Integrated Energy Solutions Gaining Traction

Since the release of Document 136, the concept of “integrated generation, grid, load, and storage” has gained prominence in the working documents of state-owned electricity companies and local governments. For example, on March 5, Shandong issued a notice on implementing pilot projects for this integration to enhance new energy consumption. On March 7, China Energy Construction announced plans to integrate the whole energy and computing power supply chain through this approach.

On March 12, the government of Luoyang, Henan Province, mentioned plans to implement 40 integrated projects in 2025, while Lingbao City announced intentions to invest significantly in integrated projects by year-end.
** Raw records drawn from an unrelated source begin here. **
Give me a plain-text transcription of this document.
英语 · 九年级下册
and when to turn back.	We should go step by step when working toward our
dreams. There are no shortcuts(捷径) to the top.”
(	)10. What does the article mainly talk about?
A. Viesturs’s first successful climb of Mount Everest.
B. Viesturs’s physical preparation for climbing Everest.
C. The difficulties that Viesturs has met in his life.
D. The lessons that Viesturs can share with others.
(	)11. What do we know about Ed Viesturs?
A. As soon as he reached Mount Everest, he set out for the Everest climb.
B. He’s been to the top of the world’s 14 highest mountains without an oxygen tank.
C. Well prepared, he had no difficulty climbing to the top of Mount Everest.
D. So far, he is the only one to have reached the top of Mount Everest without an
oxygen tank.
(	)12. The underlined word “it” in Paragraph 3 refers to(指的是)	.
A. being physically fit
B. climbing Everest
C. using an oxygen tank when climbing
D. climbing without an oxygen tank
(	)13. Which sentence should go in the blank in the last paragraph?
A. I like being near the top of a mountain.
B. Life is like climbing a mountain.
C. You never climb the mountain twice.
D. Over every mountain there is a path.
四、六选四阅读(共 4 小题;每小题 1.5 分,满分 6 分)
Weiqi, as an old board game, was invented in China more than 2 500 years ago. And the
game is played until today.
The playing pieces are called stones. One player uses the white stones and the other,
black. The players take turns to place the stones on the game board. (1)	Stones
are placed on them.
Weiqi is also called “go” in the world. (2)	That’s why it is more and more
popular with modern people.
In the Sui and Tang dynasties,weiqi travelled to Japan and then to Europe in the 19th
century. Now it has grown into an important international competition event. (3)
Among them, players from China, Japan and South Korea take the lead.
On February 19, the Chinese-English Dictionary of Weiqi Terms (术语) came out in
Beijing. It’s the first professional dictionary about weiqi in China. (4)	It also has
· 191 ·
The integration of generation, grid, load, and storage represents a new operational model that aligns these components into a cohesive framework, benefiting all stakeholders. For local governments, these projects can significantly reduce carbon emissions and pave the way for sustainable development. For power generation companies, it presents a fresh approach to adapt to the market-oriented reforms in electricity pricing. For consumers, it resembles establishing self-sufficient renewable energy power plants, significantly lowering electricity costs.

Financial institutions are also recognizing the potential of integrated energy projects. Recently, the Bank of China in Weihai issued the first loan for a pilot project in Shandong, supporting the high costs and long construction periods typical of these initiatives. This financial backing alleviates funding pressure on project developers while enhancing banks’ abilities to support the real economy.
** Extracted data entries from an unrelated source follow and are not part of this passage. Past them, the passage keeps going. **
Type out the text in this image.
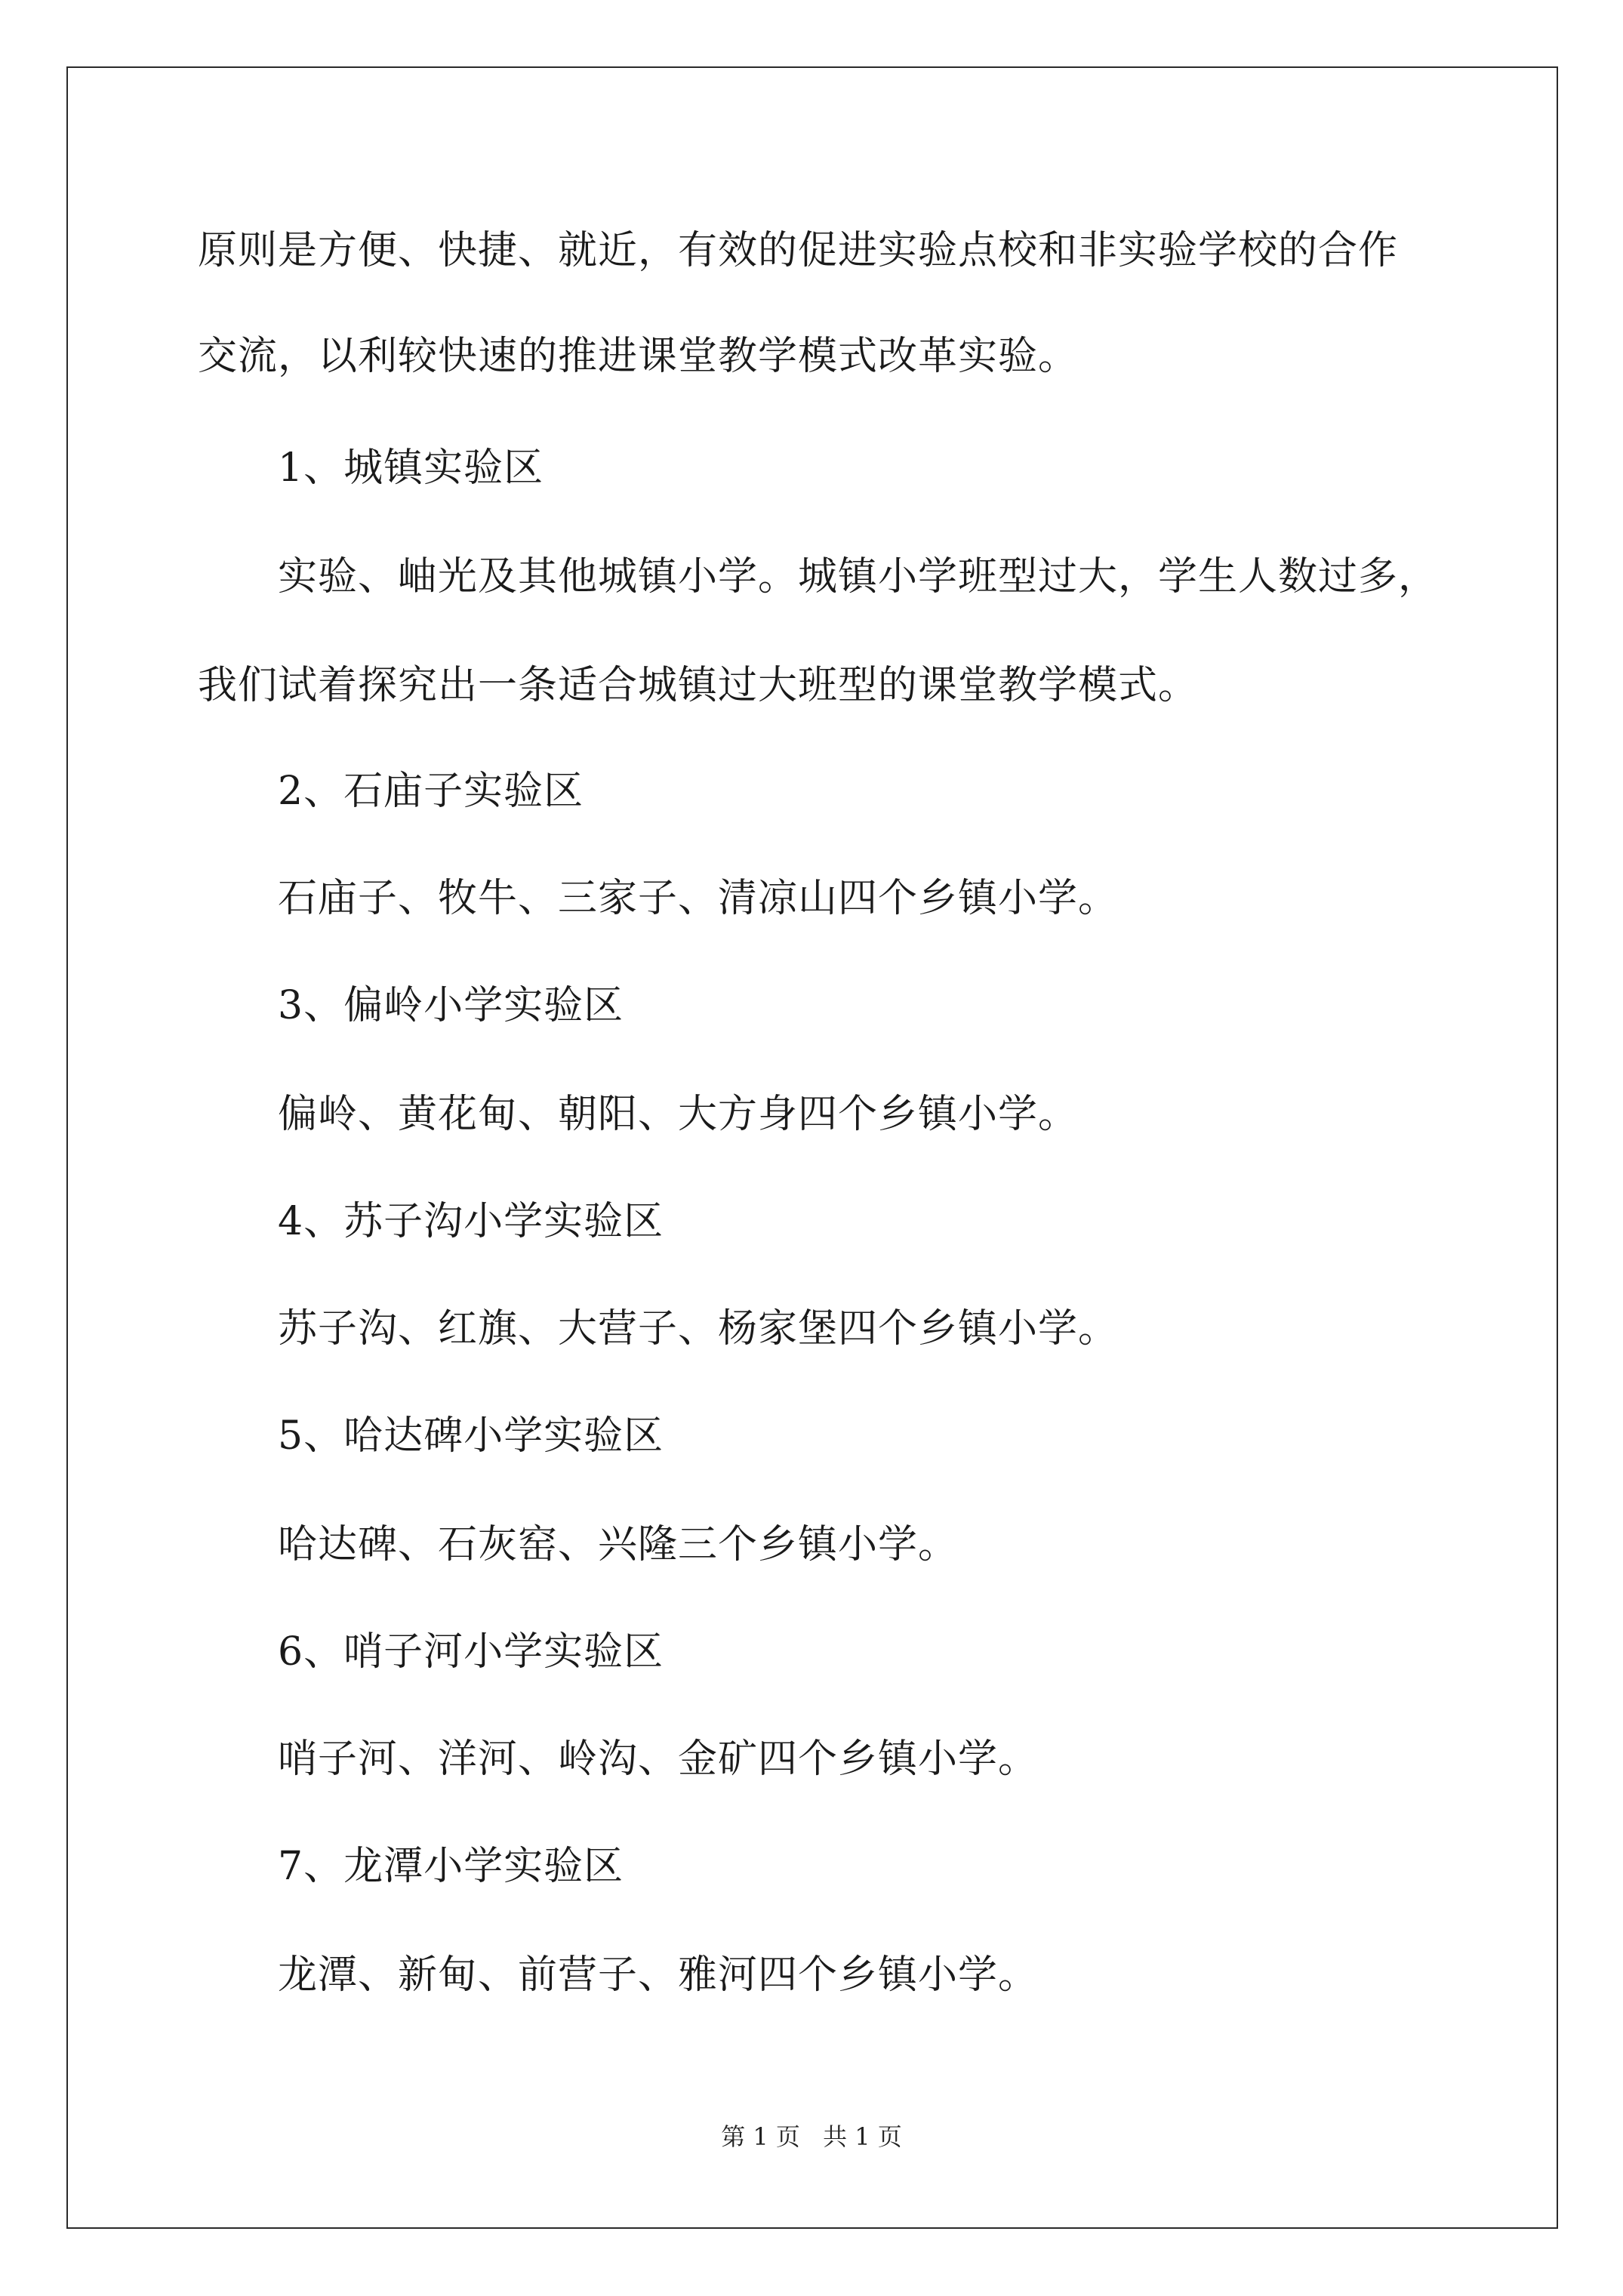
原则是方便、快捷、就近，有效的促进实验点校和非实验学校的合作
交流，以利较快速的推进课堂教学模式改革实验。
1、城镇实验区
实验、岫光及其他城镇小学。城镇小学班型过大，学生人数过多，
我们试着探究出一条适合城镇过大班型的课堂教学模式。
2、石庙子实验区
石庙子、牧牛、三家子、清凉山四个乡镇小学。
3、偏岭小学实验区
偏岭、黄花甸、朝阳、大方身四个乡镇小学。
4、苏子沟小学实验区
苏子沟、红旗、大营子、杨家堡四个乡镇小学。
5、哈达碑小学实验区
哈达碑、石灰窑、兴隆三个乡镇小学。
6、哨子河小学实验区
哨子河、洋河、岭沟、金矿四个乡镇小学。
7、龙潭小学实验区
龙潭、新甸、前营子、雅河四个乡镇小学。
第 1 页 共 1 页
The Irresistible Trend of PV and Storage Integration

Document 136 specifies that all new energy projects commencing operations after June 1, 2025, must participate in market competition. Experts, including a part-time professor from Zhejiang University, emphasize that new energy enterprises must consider system regulation and energy quality control costs to succeed in future electricity markets. Energy storage will be a critical strategic partner in this high-quality development journey.
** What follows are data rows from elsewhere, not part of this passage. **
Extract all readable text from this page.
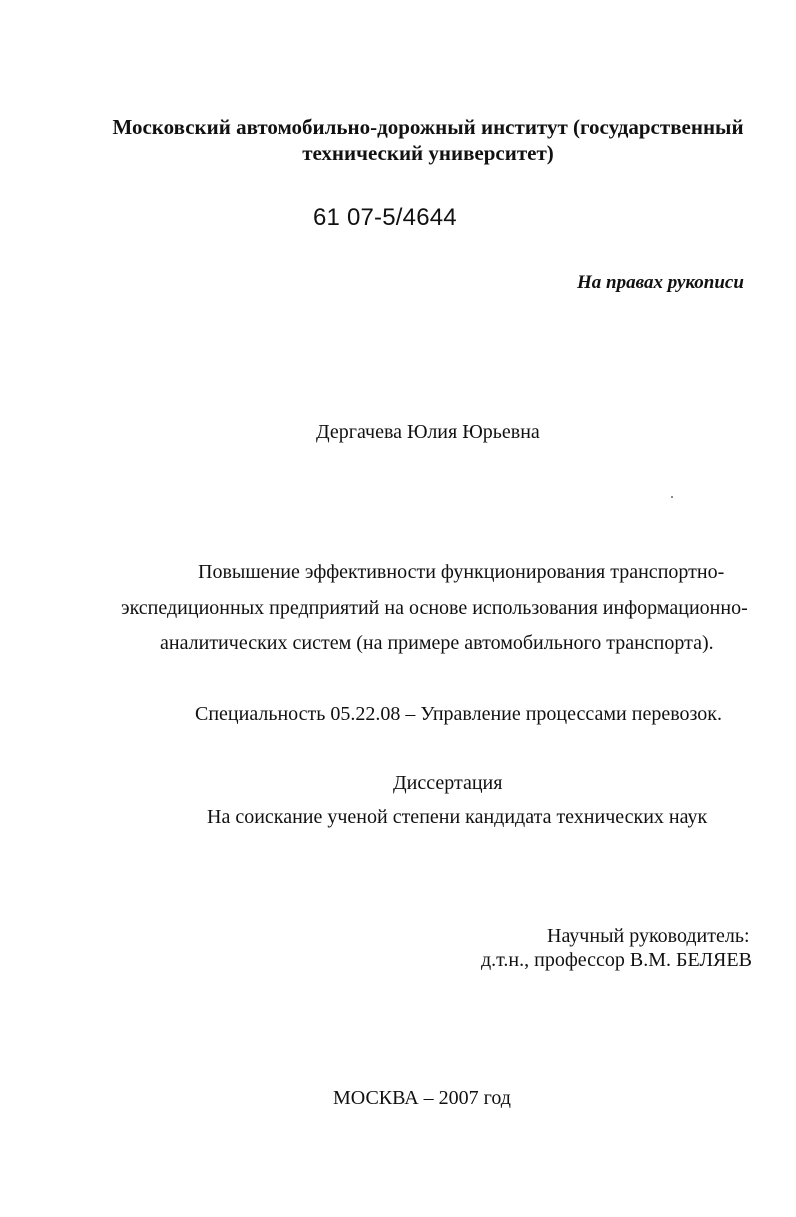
Московский автомобильно-дорожный институт (государственный
технический университет)
61 07-5/4644
На правах рукописи
Дергачева Юлия Юрьевна
Повышение эффективности функционирования транспортно-
экспедиционных предприятий на основе использования информационно-
аналитических систем (на примере автомобильного транспорта).
Специальность 05.22.08 – Управление процессами перевозок.
Диссертация
На соискание ученой степени кандидата технических наук
Научный руководитель:
д.т.н., профессор В.М. БЕЛЯЕВ
МОСКВА – 2007 год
On March 23, GCL-Poly Energy (SZ:002015) acknowledged in a recent report that green energy companies will shift from reliance on subsidies to market competition, highlighting the need for technological innovations like energy storage integration. The characteristics of solar energy, which experiences daily fluctuations, align well with energy storage, making the integration of these two sectors increasingly crucial.

During the first major renewable energy exhibition following Document 136’s release, both solar and energy storage companies showcased integrated solutions. For example, Sungrow Power Supply (SZ:300274) introduced solutions for various applications including “zero-carbon parks” and large industrial sites, utilizing comprehensive technologies to cover all aspects of product and service delivery. JA Solar (SZ:002459) unveiled a full-scenario PV component solution adaptable to extreme environments, coupled with dedicated storage systems.

Energy storage firms have also launched products tailored to the needs of photovoltaic applications. For instance, Pylontech (SH:688063), a leader in residential energy storage, developed products specifically for PV needs in small commercial zones and industrial parks.

Moreover, recent products targeting the electricity spot market, like the NEXA 2000 from Goodwe, integrate inverter and expandable storage functions, optimizing usage to reduce electricity costs effectively.

The mutual engagement between solar and energy storage companies highlights the necessity of energy storage for maximizing profits in electricity spot markets, opening up significant opportunities for both sectors.